A constituição do sujeito leitor

O tema da “constitutividade” remete, de alguma forma, a questões que demandam explicitação, já que supõe uma teoria do sujeito e esta, por seu turno, implica a definição de um lugar nem sempre rígido a inspirar práticas pedagógicas, e por isso mesmo políticas.

Quando se admite que um sujeito se constitui, o que se admite junto com isso? Que energeia põe em movimento este processo? É possível determinar seus pontos alfa e ômega\/ Em que sentido a prática pedagógica faz parte deste processo? Com que “instrumentos” ou “mediações” trabalha este processo?

Obviamente, este conjunto de questões, a que outras podem ser somadas, põe em foco a totalidade do fenômeno humano, sua destinação e sua autocompreensão. Habituados à higiene da racionalidade, ao inescapável método de pensar as partes para nos aproximarmos de respostas provisórias que, articuladas um dia – sempre posto em suspenso e remetido às calendas gregas – possam dar do toda uma visão coerente e uniforme, temos caminhado e nos fixado nas partes, nas passagens, mantendo sempre no horizonte esta suposição de que o todo será um dia compreendido.

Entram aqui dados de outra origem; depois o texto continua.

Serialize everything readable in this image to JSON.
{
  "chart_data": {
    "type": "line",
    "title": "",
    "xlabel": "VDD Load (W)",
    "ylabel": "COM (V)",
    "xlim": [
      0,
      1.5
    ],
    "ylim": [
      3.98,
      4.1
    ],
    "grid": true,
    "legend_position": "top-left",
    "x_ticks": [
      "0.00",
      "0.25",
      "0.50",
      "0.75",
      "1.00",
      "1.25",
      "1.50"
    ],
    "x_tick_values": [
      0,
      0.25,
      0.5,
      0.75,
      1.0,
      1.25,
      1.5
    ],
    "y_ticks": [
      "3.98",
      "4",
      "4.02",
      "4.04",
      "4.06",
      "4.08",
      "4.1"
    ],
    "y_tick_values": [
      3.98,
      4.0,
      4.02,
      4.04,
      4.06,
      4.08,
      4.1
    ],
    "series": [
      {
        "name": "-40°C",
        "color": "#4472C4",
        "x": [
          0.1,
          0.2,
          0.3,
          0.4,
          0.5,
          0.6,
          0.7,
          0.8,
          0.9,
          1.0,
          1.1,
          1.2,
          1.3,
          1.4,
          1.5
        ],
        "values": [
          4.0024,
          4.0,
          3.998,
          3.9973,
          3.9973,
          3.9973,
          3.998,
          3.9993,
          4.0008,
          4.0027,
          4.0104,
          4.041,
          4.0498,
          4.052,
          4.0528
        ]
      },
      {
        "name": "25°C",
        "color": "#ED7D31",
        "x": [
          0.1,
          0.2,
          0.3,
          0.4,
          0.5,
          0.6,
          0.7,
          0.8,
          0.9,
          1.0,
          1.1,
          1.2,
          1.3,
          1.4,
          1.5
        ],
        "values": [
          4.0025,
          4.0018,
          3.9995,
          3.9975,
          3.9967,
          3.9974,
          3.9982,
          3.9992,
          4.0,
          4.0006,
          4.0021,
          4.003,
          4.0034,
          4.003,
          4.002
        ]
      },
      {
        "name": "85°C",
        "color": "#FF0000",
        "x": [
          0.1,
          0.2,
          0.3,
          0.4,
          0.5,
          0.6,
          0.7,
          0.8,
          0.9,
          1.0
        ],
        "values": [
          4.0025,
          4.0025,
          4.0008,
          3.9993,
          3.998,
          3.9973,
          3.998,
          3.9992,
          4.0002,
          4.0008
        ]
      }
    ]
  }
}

Meu objetivo, aqui, é pôr sob suspeição a esperança que inspira a construção desse horizonte ponto de chegada. E pretendo fazer isso discutindo precisamente a noção de constitutividade e as seguintes implicações que me parecem acompanhá-la:

  1. admitir a noção de constitutividade implica em admitir um espaço para o sujeito;
  2. admitir a noção de constitutividade implica em admitir a inconclusibilidade;
  3. admitir a noção de constitutividade implica em admitir o caráter não-fechado dos “instrumentos” com que se opera o processo de constituição;
  4. admitir a noção de constitutividade implica em admitir a insolubilidade.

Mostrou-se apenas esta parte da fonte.